Loehr, who is displaced from her office due to the evacuations, said tensions in the area are high, but help from partner agencies brings peace of mind.

"Having any extra help in our closures has been beneficial due to the fact that people are really on edge right now," Loehr said.

For locals, the Caldor Fire evokes memories of another fire that ripped through the area in 2007, she said.

The Angora Fire started in the Lake Tahoe Basin and destroyed more than 250 homes in the South Lake Tahoe area. Gusty winds drove the 3,100-acre blaze across its path of destruction.

"Angora came through and basically did the same thing," Loehr said. "It was, get out and get out now."

National Guard support at checkpoints helps with staffing, she said, but it also brings reassurance to the community.

People are "very stressed out with the situation, as we all are," Loehr said. "It really helps to give them peace of mind when they're coming through and seeing allies out there."

As a traditional National Guard Soldier who also works a civilian job, Morales was in the middle of his shift as a prison corrections officer Aug. 30 when the 270th was activated.

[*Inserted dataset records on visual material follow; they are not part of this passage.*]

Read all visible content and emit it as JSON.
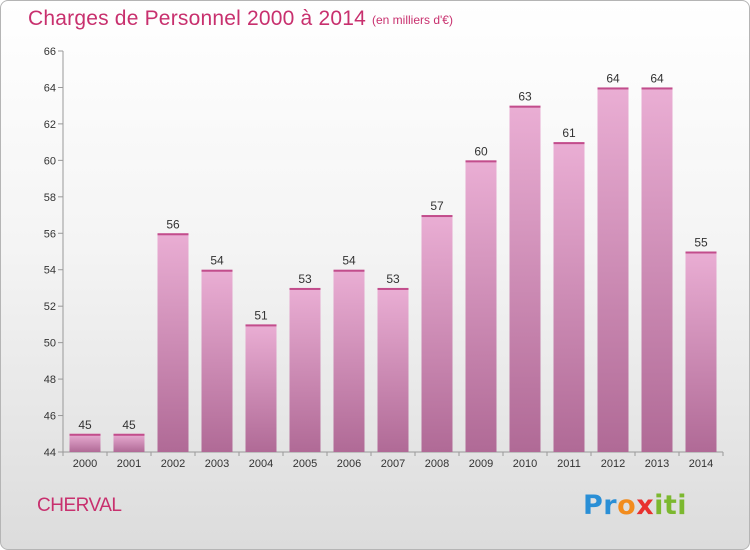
{
  "title": "Charges de Personnel 2000 à 2014",
  "subtitle": "(en milliers d'€)",
  "commune": "CHERVAL",
  "logo": {
    "letters": [
      "P",
      "r",
      "o",
      "x",
      "i",
      "t",
      "i"
    ],
    "colors": [
      "#2a8fd6",
      "#2a8fd6",
      "#f28c1e",
      "#e8312f",
      "#7cb82f",
      "#7cb82f",
      "#7cb82f"
    ]
  },
  "colors": {
    "bar_top": "#eaaed4",
    "bar_bottom": "#b06a96",
    "bar_cap": "#c24d8c",
    "text_accent": "#c8306e"
  },
  "chart_data": {
    "type": "bar",
    "title": "Charges de Personnel 2000 à 2014",
    "subtitle": "(en milliers d'€)",
    "categories": [
      "2000",
      "2001",
      "2002",
      "2003",
      "2004",
      "2005",
      "2006",
      "2007",
      "2008",
      "2009",
      "2010",
      "2011",
      "2012",
      "2013",
      "2014"
    ],
    "values": [
      45,
      45,
      56,
      54,
      51,
      53,
      54,
      53,
      57,
      60,
      63,
      61,
      64,
      64,
      55
    ],
    "ylim": [
      44,
      66
    ],
    "yticks": [
      44,
      46,
      48,
      50,
      52,
      54,
      56,
      58,
      60,
      62,
      64,
      66
    ],
    "grid": false
  }
}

He changed uniforms and headed for Sacramento.

"I stopped what I was doing," Morales said. "I went out of one pair of greens right into another pair of greens."

At the traffic control point Sept. 1, Morales estimated a couple hundred cars passed through the intersection since his shift began that morning. The town was quiet, but his patch of concrete was busy.

"Right now, we're seeing people mainly from the fire department coming in and out, and we're seeing all types of law enforcement from different agencies," Morales said.

He and his partner saw pedestrian traffic, too.

"Homeless are coming up to us and asking, 'Hey, where are the buses at,' and we always point right down there," Morales said gesturing to a nearby casino where buses are helping evacuate people.

When he enlisted as a military policeman, Morales didn't know he'd work wildfires.

"I knew we'd do some type of military police work, but I didn't know it would be to this compass," he said. "Not a lot of people can say that they've been to this fire or worked on that fire, and I can say I've worked the Camp Fire, the Carr Fire, now I can say I worked on this fire as well."

He's just happy to help.

"It's good that we always go to them," Morales said. "To be able to sit here and help CHP and all the other agencies, we're just doing our job."

The Caldor Fire began Aug. 14 and has burned 210,000 acres, destroyed more than 845 structures and damaged another 54.